Released in November 2010 and published by Electronic Arts, this entry reboots the Hot Pursuit idea with exotic supercars, high-speed highway chases, and a whole career mode on both sides of the law.
The game is set in Seacrest County, a fictional West Coast playground that’s basically one giant speeding ticket waiting to happen. It’s an open world with over 100 miles of road, mixing coastal highways, forests, deserts, and mountain passes.
You tackle separate career paths as a Racer and as a Cop: racers go for illegal events, time trials, and duels, while cops run interdiction, rapid response, and full-on rolling road wars. Both sides get access to gadgets like EMP blasts, spike strips, roadblocks, and helicopter support, turning every chase into a miniature action movie.
Handling sits right between burnout-arcade and pseudo-sim: cars drift easily, boost is your best friend, and the game absolutely wants you to barrel through corners at speeds that would make a real tire cry.
The magic sauce is Autolog, the social layer that tracks times, recommends events based on your friends’ records, and basically exists to shame you into re-running races until you prove you’re faster than everyone on your list. It turned leaderboards into actual trash talk fuel instead of just numbers on a menu.
Originally, Hot Pursuit supported online multiplayer and Autolog-connected competition on PS3, but those online servers have since been shut down for the 2010 version, so you won’t be using its online features anymore.
Today, the PS3 disc is effectively an offline package: you still get the full single-player careers and local Autolog-style time tracking on your own system, but no online matchmaking or shared leaderboards. If you want modern online play and cross-platform Autolog, that lives in the later remastered release on newer consoles instead.
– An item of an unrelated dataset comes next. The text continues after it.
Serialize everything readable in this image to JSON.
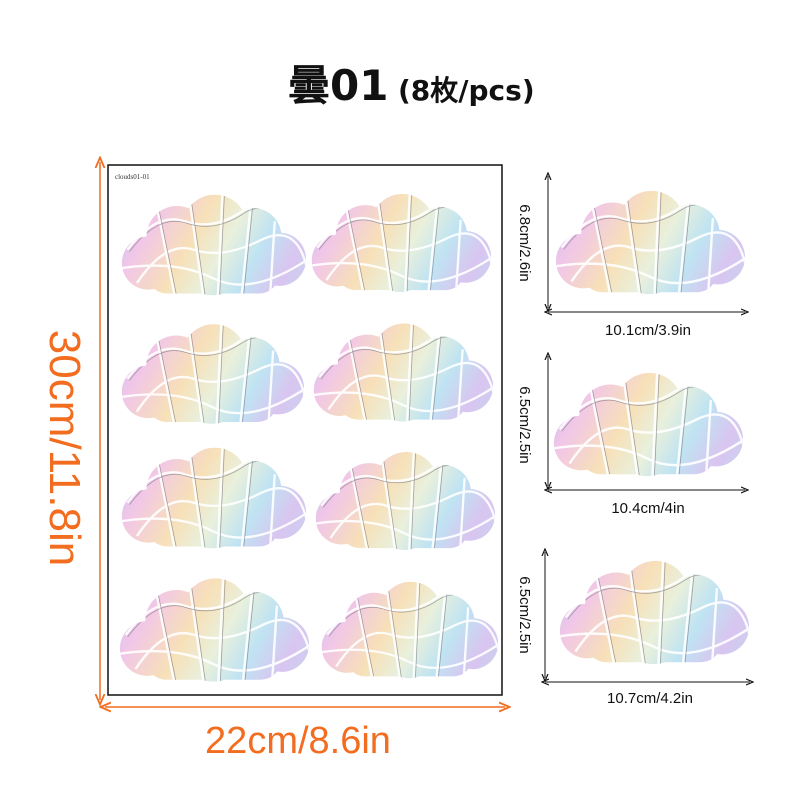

- Hot Pursuit lets you fully commit to both sides: the Racer career focuses on outrunning the law with faster cars and evasive tech, while the Cop career leans into interceptors, roadblocks, EMPs, and “ram them until they stop existing” tactics, each with its own progression and unlock path.
- Seacrest County isn’t just a menu backdrop – it’s a connected open world four times larger than Burnout Paradise’s map, split into themed regions that shift from coastal sunrise runs to late-night desert speed traps, all feeding into events scattered across the road network.
- Autolog was such a big deal it won a BAFTA for its multiplayer component: it compares your event times to your friends, pushes “Autolog Recommends” challenges, and turns every little improvement into a notification, basically weaponizing your competitive streak.
- Post-launch DLC added new events and car packs like Lamborghini Untamed and Porsche Unleashed, expanding the roster with icons like the Sesto Elemento and classic 80s and 90s exotics to wreck at 180 mph in front of deeply unimpressed Seacrest County deputies.
- A lesser-known bit of trivia: even though the remaster took the spotlight later, the 2010 original was already winning “Best Racing Game” awards at E3 and the Spike Video Game Awards when it launched, helping rehab the Need For Speed name after a few rough years.